Aujourd'hui peut etre assiste t'on a sa detente.
Detente violente il va de soi.
Se gausser de ceux qui voient des maniganceurs fomanttant de mauvais plans et leur trouver une imagination fertile, pour n'y voir qu'une volonte ou un jeu perfide de l'Histoire et sa grande roue, c'est admettre que les hommes ne sont que victimes de leur destinee, une propostion assez deiste.
Il y a une autre facon de voir les choses, qui est de considerer les hommes et leur envirronement comme un systeme ferme, complexe aux interactions etonnantes et parfois admirables, c'est admettre que peu d'hommes peuvent etre riches et puissants pour devenir encore plus riches et plus puissants, que quelques hommes peuvent decider du devenir de beaucoup, sinon du leur.
Stephane Eybert - (mittiprovence[at]yahoo.se)
09/01/2009
Lié à l'article «Le President-elect et la catastrophe qui menace les USA»
Y aurait il pas une grosse fatigue de la part de la population US..?
Tous ces mensonges, cette peur, ce culte du dieu argent, cette absence de protection sociale, cette incertitude du lendemain..
La nation vieillit elle..?
Maxime Audebert - (maximeaudebert[at]gmail.com)
09/01/2009
Lié à l'article «Le franc-parler de la Turquie»
Concernant la question de l’Arabie Saoudite et les liens entre ce pays et l’Iran, avec la Turquie, l’Egypte, la Russie, et dans une moindre mesure, la Chine (pays que je trouve, peut-être par manque d'informations, trop absent sur la scène géopolitique), il me semble important de considérer la nouvelle politique arabe de Moscou ainsi que les conséquences qu’auraient un conflit en Iran pour l’ensemble de la région.
Il faut se souvenir que M. Poutine a effectué, en février 2007, la première visite d’un russe en Arabie Saoudite.
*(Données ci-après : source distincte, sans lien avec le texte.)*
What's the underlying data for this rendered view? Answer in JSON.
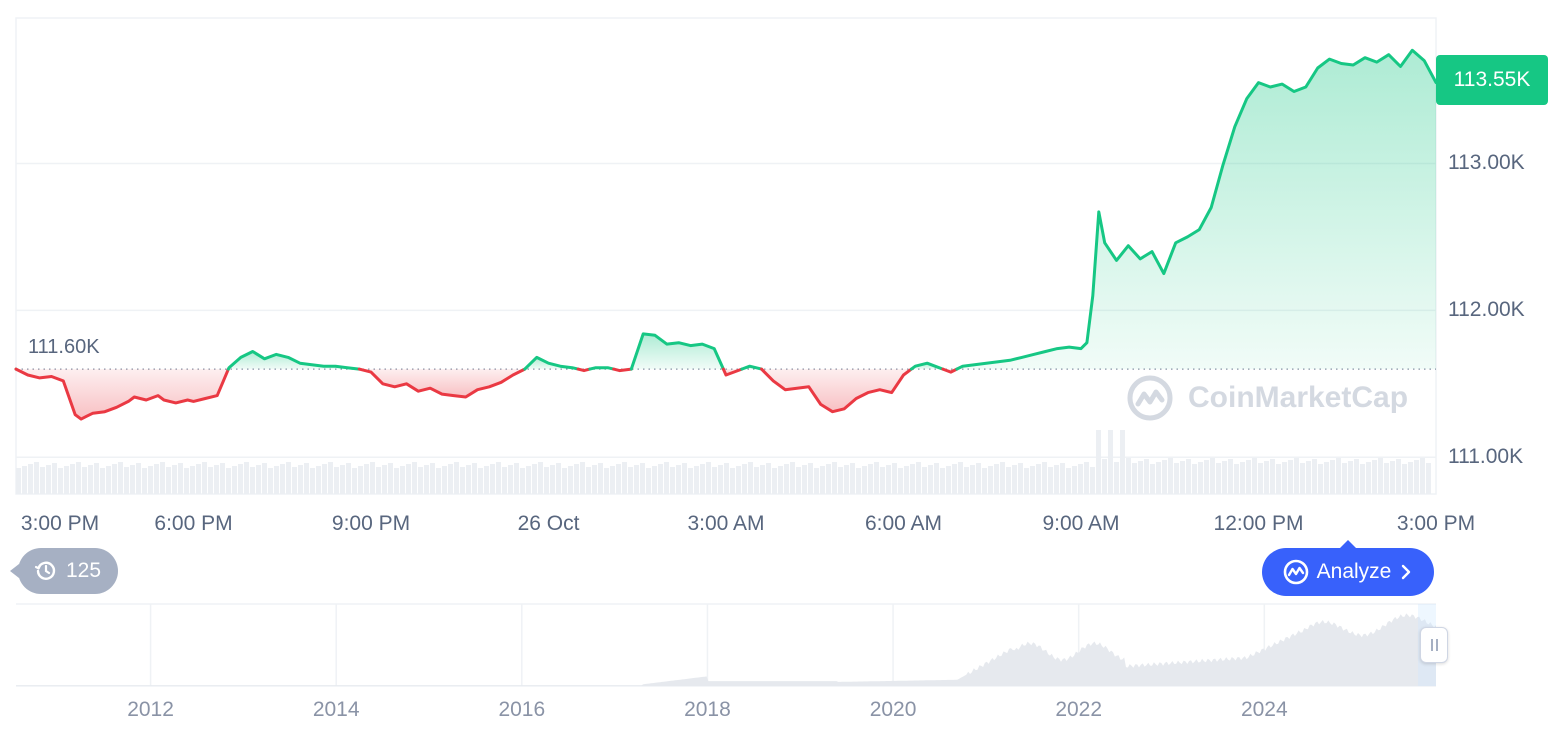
{
  "chart_data": {
    "type": "area",
    "ticker_price_label": "113.55K",
    "reference_label": "111.60K",
    "reference_value": 111600,
    "y_ticks": [
      "113.00K",
      "112.00K",
      "111.00K"
    ],
    "y_tick_values": [
      113000,
      112000,
      111000
    ],
    "ylim": [
      110750,
      113990
    ],
    "x_ticks": [
      "3:00 PM",
      "6:00 PM",
      "9:00 PM",
      "26 Oct",
      "3:00 AM",
      "6:00 AM",
      "9:00 AM",
      "12:00 PM",
      "3:00 PM"
    ],
    "x_tick_values": [
      0,
      3,
      6,
      9,
      12,
      15,
      18,
      21,
      24
    ],
    "xlim": [
      0,
      24
    ],
    "grid": true,
    "colors": {
      "up": "#16c784",
      "down": "#ea3943",
      "up_fill": "#16c784",
      "down_fill": "#ea3943"
    },
    "series": [
      {
        "x": [
          0.0,
          0.2,
          0.4,
          0.6,
          0.8,
          1.0,
          1.1,
          1.2,
          1.3,
          1.5,
          1.7,
          1.9,
          2.0,
          2.2,
          2.4,
          2.5,
          2.7,
          2.9,
          3.0,
          3.2,
          3.4,
          3.6,
          3.8,
          4.0,
          4.2,
          4.4,
          4.6,
          4.8,
          5.0,
          5.2,
          5.4,
          5.6,
          5.8,
          6.0,
          6.2,
          6.4,
          6.6,
          6.8,
          7.0,
          7.2,
          7.4,
          7.6,
          7.8,
          8.0,
          8.2,
          8.4,
          8.6,
          8.8,
          9.0,
          9.2,
          9.4,
          9.6,
          9.8,
          10.0,
          10.2,
          10.4,
          10.6,
          10.8,
          11.0,
          11.2,
          11.4,
          11.6,
          11.8,
          12.0,
          12.2,
          12.4,
          12.6,
          12.8,
          13.0,
          13.2,
          13.4,
          13.6,
          13.8,
          14.0,
          14.2,
          14.4,
          14.6,
          14.8,
          15.0,
          15.2,
          15.4,
          15.6,
          15.8,
          16.0,
          16.2,
          16.4,
          16.6,
          16.8,
          17.0,
          17.2,
          17.4,
          17.6,
          17.8,
          18.0,
          18.1,
          18.2,
          18.3,
          18.4,
          18.6,
          18.8,
          19.0,
          19.2,
          19.4,
          19.6,
          19.8,
          20.0,
          20.2,
          20.4,
          20.6,
          20.8,
          21.0,
          21.2,
          21.4,
          21.6,
          21.8,
          22.0,
          22.2,
          22.4,
          22.6,
          22.8,
          23.0,
          23.2,
          23.4,
          23.6,
          23.8,
          24.0
        ],
        "y": [
          111600,
          111560,
          111540,
          111550,
          111520,
          111290,
          111260,
          111280,
          111300,
          111310,
          111340,
          111380,
          111410,
          111390,
          111420,
          111390,
          111370,
          111390,
          111380,
          111400,
          111420,
          111610,
          111680,
          111720,
          111670,
          111700,
          111680,
          111640,
          111630,
          111620,
          111620,
          111610,
          111600,
          111580,
          111500,
          111480,
          111500,
          111450,
          111470,
          111430,
          111420,
          111410,
          111460,
          111480,
          111510,
          111560,
          111600,
          111680,
          111640,
          111620,
          111610,
          111590,
          111610,
          111610,
          111590,
          111600,
          111840,
          111830,
          111770,
          111780,
          111760,
          111770,
          111740,
          111560,
          111590,
          111620,
          111600,
          111520,
          111460,
          111470,
          111480,
          111360,
          111310,
          111330,
          111400,
          111440,
          111460,
          111440,
          111560,
          111620,
          111640,
          111610,
          111580,
          111620,
          111630,
          111640,
          111650,
          111660,
          111680,
          111700,
          111720,
          111740,
          111750,
          111740,
          111780,
          112100,
          112670,
          112460,
          112340,
          112440,
          112350,
          112400,
          112250,
          112460,
          112500,
          112550,
          112700,
          112990,
          113250,
          113440,
          113550,
          113520,
          113540,
          113490,
          113520,
          113650,
          113710,
          113680,
          113670,
          113720,
          113690,
          113740,
          113660,
          113770,
          113700,
          113550
        ]
      }
    ]
  },
  "navigator": {
    "year_labels": [
      "2012",
      "2014",
      "2016",
      "2018",
      "2020",
      "2022",
      "2024"
    ],
    "year_values": [
      2012,
      2014,
      2016,
      2018,
      2020,
      2022,
      2024
    ],
    "xlim": [
      2010.55,
      2025.85
    ]
  },
  "ui": {
    "history_count": "125",
    "analyze_label": "Analyze",
    "watermark_text": "CoinMarketCap",
    "icons": {
      "history": "history-clock-icon",
      "analyze": "coinmarketcap-logo-icon",
      "chevron": "chevron-right-icon",
      "watermark": "coinmarketcap-logo-icon"
    }
  }
}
Ce n’est pas rien et c’est suffisamment remarquable pour être souligné. Il y a été question de constructions russes de centrales nucléaires en A.S ainsi que de la vente d’armements. Depuis, il est amusant de constater que l’Arabie Saoudite se tait et n’émet plus la moindre critique quant au problème Tchéchène. Certains n’y verront que du protocole. Pour ma part, il s’agit d’un changement en profondeur, lent mais décisif, sur fond d’effondrement US.
La politique arabe de Moscou donne aussi ses fruits en Egypte, en Iran et au Liban (se souvenir de la toute récente livraison gratuite d’avions russes à ce pays). Le résultat le plus probant étant sûrement dans les relations avec la Turquie. Les échanges économiques entre les deux pays n’ont jamais été aussi conséquents, avec de surcroît, une vision politique globale commune (la multipolarité).
Concernant l’Iran, il ne faut pas oublier que ce pays est observateur à l’OCS et sera très certainement un jour (si un conflit n’éclate pas) membre à part entière. Sans oublier les livraisons chinoises de pétrole iranien.
Bref, je crois qu’il se créent des relations entre ces pays beaucoup plus significatives qu’on ne le pense. Certains alliés traditionnels de Washington (Turquie en tête et dans une moindre mesure, l’Arabie Saoudite et l’Egypte) semblent prendre quelques distances et se rapprocher de la Russie.
Je crois que derrière tout ça, il y a la crainte d’une guerre en Iran. Ni l’Arabie Saoudite, ni la Turquie, ne souhaitent une guerre en Iran qui pourraient provoquer de graves troubles chez eux ou à leurs frontières.
Je crois qu’on est en train d’assister à une étape extrêmement importante pour la région. L’effondrement programmé de la puissance US conduira à une absence de ce pays sur la scène internationale et laissera Israël bien esseulé (C’est d’ailleurs sûrement pour cette raison que Israël s’agite tant en ce moment, pour tenter, dans un vain effort, de renverser cette tendance historique. Je pense même qu’ils espèrent un très large conflit au Moyen-Orient avant que les US ne puissent plus du tout assumer une telle éventualité).
Ceci conduira à un retournement stratégique des traditionnels alliés américains et de ce qui est nommé dans le texte de Meyssan "l’axe sioniste musulman". Alimenté qui plus est par la crise de l’économie mondiale.
Je disais il ya de ça 1 an que la crise systémique en cours ferait s'effondrer successivement 3 grands piliers fondateurs du système et l'ordre mondial actuel.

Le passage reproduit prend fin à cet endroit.